Os bispos conservadores e seus aliados, especialmente nos Estados Unidos, continuam ofuscando seus coirmãos mais progressistas ao apresentarem a sua visão de Igreja.
A opinião é de Massimo Faggioli, historiador italiano e professor da Villanova University, nos EUA. O artigo foi publicado por La Croix International, 01-04-2021. A tradução é de Moisés Sbardelotto.
O arcebispo Charles Chaput, que se aposentou como ordinário da Filadélfia há pouco mais de um ano, acaba de publicar seu último livro.
O capuchinho de 76 anos é um dos principais bispos estadunidenses que impulsionam o “catolicismo da guerra cultural” nos EUA.
E, como aconteceu com suas publicações anteriores, o lançamento deste novo volume foi uma operação cuidadosamente planejada.
Houve entrevistas com o autor para anunciar o lançamento do livro e endossos de vários conservadores religiosos dos EUA. Entre eles, estavam clérigos, jornalistas, acadêmicos e celebridades da mídia católica.
“Things Worth Dying For” [Coisas pelas quais vale a pena morrer] é o título provocativo da nova obra do arcebispo.
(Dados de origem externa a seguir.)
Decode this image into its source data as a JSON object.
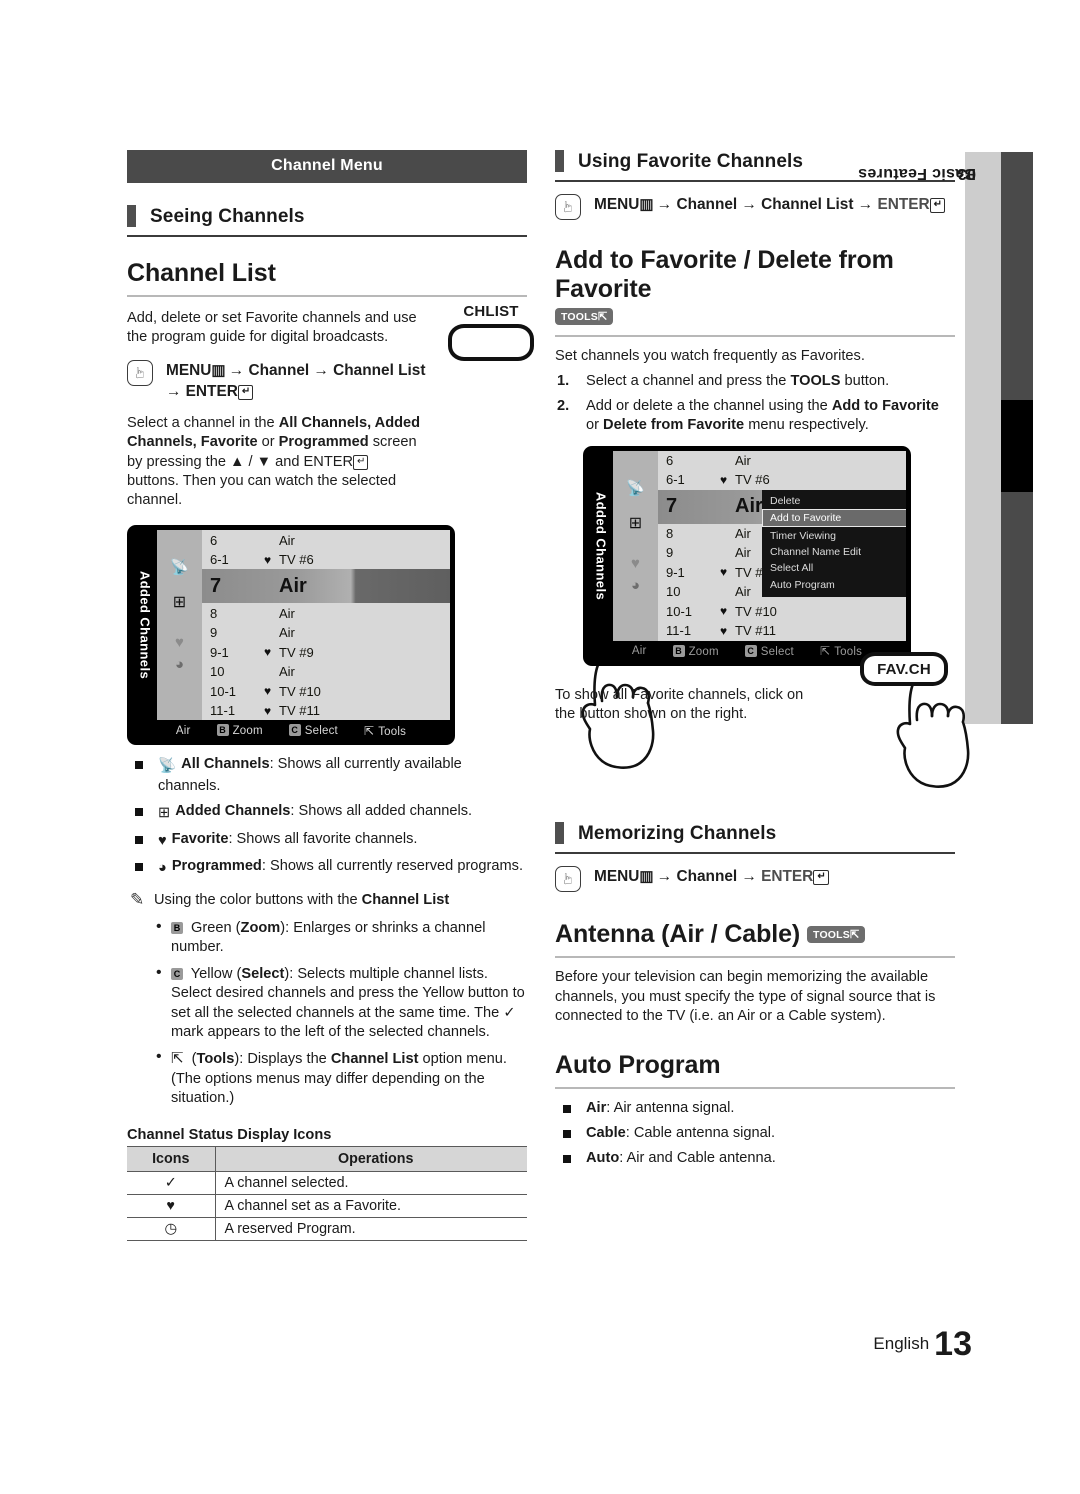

E, assim como seus livros anteriores – e suas conferências de alto nível –, o livro faz parte do seu estilo e esforço de liderança eclesial para apresentar uma visão muito particular da Igreja e da sociedade.
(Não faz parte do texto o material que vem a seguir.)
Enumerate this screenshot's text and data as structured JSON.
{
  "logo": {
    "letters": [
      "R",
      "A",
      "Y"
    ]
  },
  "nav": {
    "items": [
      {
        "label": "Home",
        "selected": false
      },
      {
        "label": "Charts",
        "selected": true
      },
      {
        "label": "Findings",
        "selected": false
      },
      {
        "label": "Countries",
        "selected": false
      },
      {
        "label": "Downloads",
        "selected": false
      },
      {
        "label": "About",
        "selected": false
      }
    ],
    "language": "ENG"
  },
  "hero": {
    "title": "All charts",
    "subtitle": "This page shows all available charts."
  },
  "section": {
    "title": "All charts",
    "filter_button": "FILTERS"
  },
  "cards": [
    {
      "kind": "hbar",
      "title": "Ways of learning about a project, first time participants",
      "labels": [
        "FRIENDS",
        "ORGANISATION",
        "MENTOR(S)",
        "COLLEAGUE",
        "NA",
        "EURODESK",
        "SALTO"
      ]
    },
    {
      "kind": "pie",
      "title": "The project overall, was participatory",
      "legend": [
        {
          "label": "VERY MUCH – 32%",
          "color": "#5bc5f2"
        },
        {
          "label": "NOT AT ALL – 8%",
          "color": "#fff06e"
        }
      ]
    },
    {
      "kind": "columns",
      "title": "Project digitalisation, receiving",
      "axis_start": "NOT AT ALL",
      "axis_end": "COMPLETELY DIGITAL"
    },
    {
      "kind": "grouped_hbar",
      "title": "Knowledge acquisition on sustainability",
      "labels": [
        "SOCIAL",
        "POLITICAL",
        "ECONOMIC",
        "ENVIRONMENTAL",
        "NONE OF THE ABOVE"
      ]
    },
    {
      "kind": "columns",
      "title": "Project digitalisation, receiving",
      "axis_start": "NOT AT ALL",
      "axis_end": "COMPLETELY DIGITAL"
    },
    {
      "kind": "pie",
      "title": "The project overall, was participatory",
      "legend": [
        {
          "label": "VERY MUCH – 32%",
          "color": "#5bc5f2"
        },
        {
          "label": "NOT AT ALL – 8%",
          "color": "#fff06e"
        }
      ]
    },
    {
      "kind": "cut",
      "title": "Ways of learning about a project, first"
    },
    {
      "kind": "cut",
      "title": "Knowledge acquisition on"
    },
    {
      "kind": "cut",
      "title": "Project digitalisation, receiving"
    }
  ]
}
O arcebispo Chaput e muitos de seus pontos de vista precisam ser contestados. Mas a maioria dos católicos liberais e progressistas estão simplesmente o ignorando. Eles fazem isso por sua própria conta e risco.
É impressionante que Chaput pareça ser o único bispo dos EUA no século XXI que parece capaz ou disposto a oferecer ao público em geral – católicos e não católicos – a sua visão em um formato que deixa uma impressão e um efeito mais profundos do que a entrevista ou o discurso ocasional.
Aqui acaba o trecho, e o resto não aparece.